I have little sympathy for those that say that the bible is the word of God and inviolate because they are all so selective in which practices they think we need to return to in order to be good Christians, which parts of a rule set designed for a desert people thousands of years ago we should pay attention to, I would have much more respect if they had 100% courage in all their convictions. I also suspect that they don't follow all the rules about food that are in Leviticus and Deuteronomy, why are these any less important that who you fuck given most of us eat more in our lives than we screw? I shall leave you with one of my favourite pieces of writing on the subject from the West Wing.
Jed Bartlet: I like your show. I like how you call homosexuality an "abomination"!
Jenna Jacobs: I don’t say homosexuality is an abomination, Mr. President. The Bible does.

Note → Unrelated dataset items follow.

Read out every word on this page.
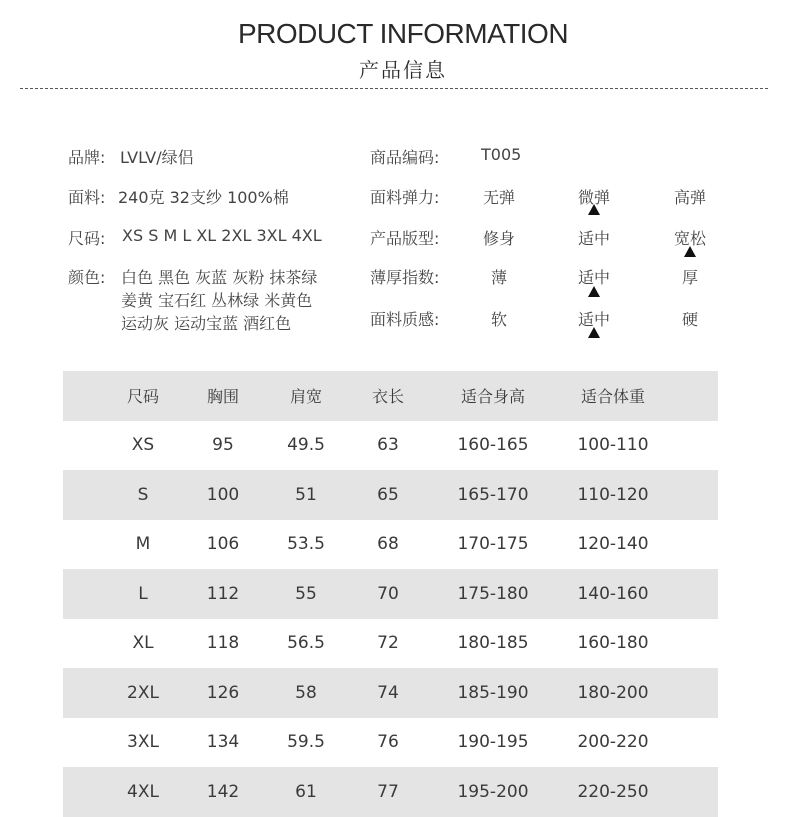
PRODUCT INFORMATION
产品信息
品牌: LVLV/绿侣
面料: 240克 32支纱 100%棉
尺码: XS S M L XL 2XL 3XL 4XL
颜色: 白色 黑色 灰蓝 灰粉 抹茶绿
姜黄 宝石红 丛林绿 米黄色
运动灰 运动宝蓝 酒红色
商品编码:	T005
面料弹力:	无弹	微弹	高弹
产品版型:	修身	适中	宽松
薄厚指数:	薄	适中	厚
面料质感:	软	适中	硬
尺码	胸围	肩宽	衣长	适合身高	适合体重
XS	95	49.5	63	160-165	100-110
S	100	51	65	165-170	110-120
M	106	53.5	68	170-175	120-140
L	112	55	70	175-180	140-160
XL	118	56.5	72	180-185	160-180
2XL	126	58	74	185-190	180-200
3XL	134	59.5	76	190-195	200-220
4XL	142	61	77	195-200	220-250
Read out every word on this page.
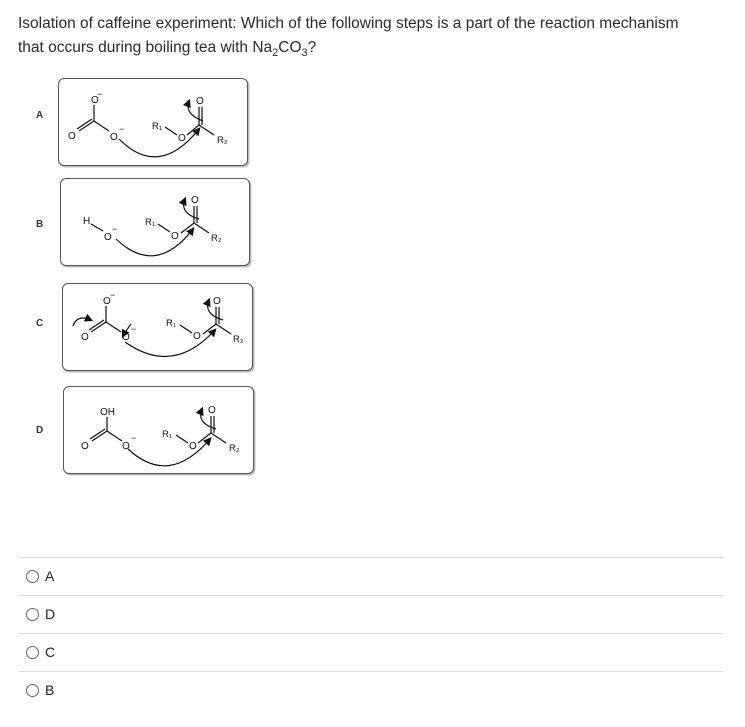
Isolation of caffeine experiment: Which of the following steps is a part of the reaction mechanism
that occurs during boiling tea with $Na_2CO_3$?
A
O
−
O	O
−	R₁
O
O
R₂
B	H
O
−
R₁
O
O
R₂
C
O
−
O	O
−	R₁
O
O
R₂
D
OH
O	O
−	R₁
O
O
R₂
A
D
C
B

Jed Bartlet: Yes it does. Leviticus!
Jenna Jacobs: 18:22.
Jed Bartlet: Chapter and verse. I wanted to ask you a couple of questions while I had you here. I wanted to sell my youngest daughter into slavery, as sanctioned in Exodus 21:7. She’s a Georgetown Sophomore, speaks fluent Italian, always cleared the table when it was her turn. What would a good price for her be?
(Bartlet only waits a second for a response, then plunges on.)
Jed Bartlet: While thinking about that, can I ask another? My chief of staff, Leo McGary, insists on working on the Sabbath. Exodus 35:2 clearly says he should be put to death. Am I morally obligated to kill him myself? Or is it okay to call the police?
(Bartlet barely pauses to take a breath.)
Jed Bartlet: Here’s one that’s really important, because we’ve got a lot of sports fans in this town. Touching the skin of a dead pig makes one unclean. Leviticus 11:7. If they promise to wear gloves, can the Washington Redskins still play football? Can Notre Dame? Can West Point? Does the whole town really have to be together to stone my brother John for planting different crops side by side? Can I burn my mother in a small family gathering for wearing garments made from two different threads? Think about those questions, would you?